Natural fibers prevent micro plastics
In part one of this post you could find out about how micro plastics deriving from synthetic attire pollute the environment. Preventing this, you can wear clothes made of natural fibers such as cotton, linen, hemp, wool, silk, or rayon fiber.Yet, producing natural fibers is not inherently sustainable. For example, it takes 2,700 liters of water producing a cotton shirt. Alternatively, rayon, a cellulosic fiber, is manufactured far more resource-efficient, and Pinatex, a fabric made of pineapple leaves poses a great leather substitute. When buying rayon you should make sure the material was produced sustainably, just like Lenzing fibers also known as Tencel.
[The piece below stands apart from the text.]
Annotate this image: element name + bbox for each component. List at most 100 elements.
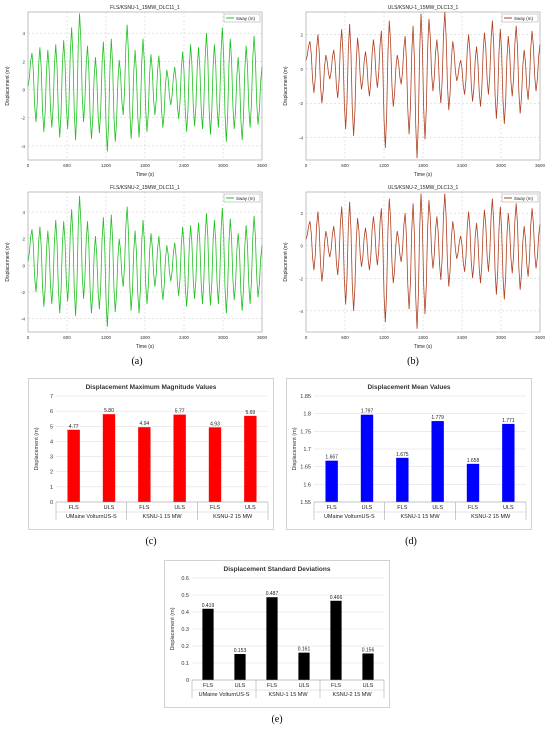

The fibers are produced in a circular system, needs less water than the cotton production, and fibers are recycled internally.
GOTS: organic natural fibers
The Global Organic Textile Standard (GOTS) is regarded as world leading in certifying organically produced natural fibers. As the currently most ambitious certification, it takes the complete production chain and social criteria into account. At least 70 percent of the processed materials must be organically farmed to become a GOTS-certified end product. Furthermore, substances for processing such as dye and aids must not be environmentally hazardous or toxic. For instance, toxic heavy metals are prohibited just like genetically modified organisms. Even the packaging and distribution of GOTS-certified garments have to meet sustainable criteria. The certification does not apply to leather and fur.
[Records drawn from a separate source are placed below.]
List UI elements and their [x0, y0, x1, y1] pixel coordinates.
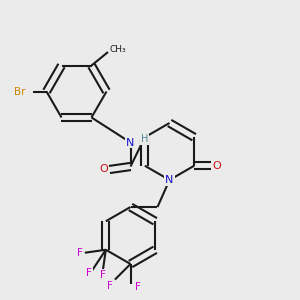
Text: O: O [99, 164, 108, 175]
Text: F: F [100, 270, 106, 280]
Text: N: N [165, 175, 174, 185]
Text: F: F [86, 268, 92, 278]
Text: N: N [126, 137, 135, 148]
Text: O: O [212, 161, 221, 171]
Text: F: F [107, 280, 113, 291]
Text: F: F [77, 248, 83, 258]
Text: F: F [135, 281, 141, 292]
Text: H: H [141, 134, 148, 144]
Text: Br: Br [14, 86, 26, 97]
Text: CH₃: CH₃ [110, 44, 126, 53]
Circular fashion – creating cycles
The principle of circular fashion was the basis for various brands. New attire is fashioned from used garments and fabric remnants creating a cycle and thus saving resources. Recycling and up cycling play an important role in circular fashion. The principle of “cradle to cradle” works similarly and is regarded as being extremely economical and sustainable. “Cradle to cradle,” certified fashion is fully biodegradable and can be returned to the ecological cycle in this way.
Identify fair fashion
When you aim to buy fair produced fashion, you should pay attention to the label by Fair Wear Foundation, the most rigorous certifier in the industry. The Dutch non-profit organization focuses on fair working conditions, decent wages, work safety, and fights child labor, discriminations, and forced labor. However, the label does not testify the characteristics and the production of the materials. Still, you can find organic fashion brands that are members of the Fair Wear Organization. Why not searching for shops near you offering fair produced and organic fashion. You will be surprised about the wide range so far!
By purchasing more consciously or buying less we can contribute to environmental protection and secure fair working conditions and learn to value our attire again paying a bit more to enjoy our garments a bit longer with a good conscience.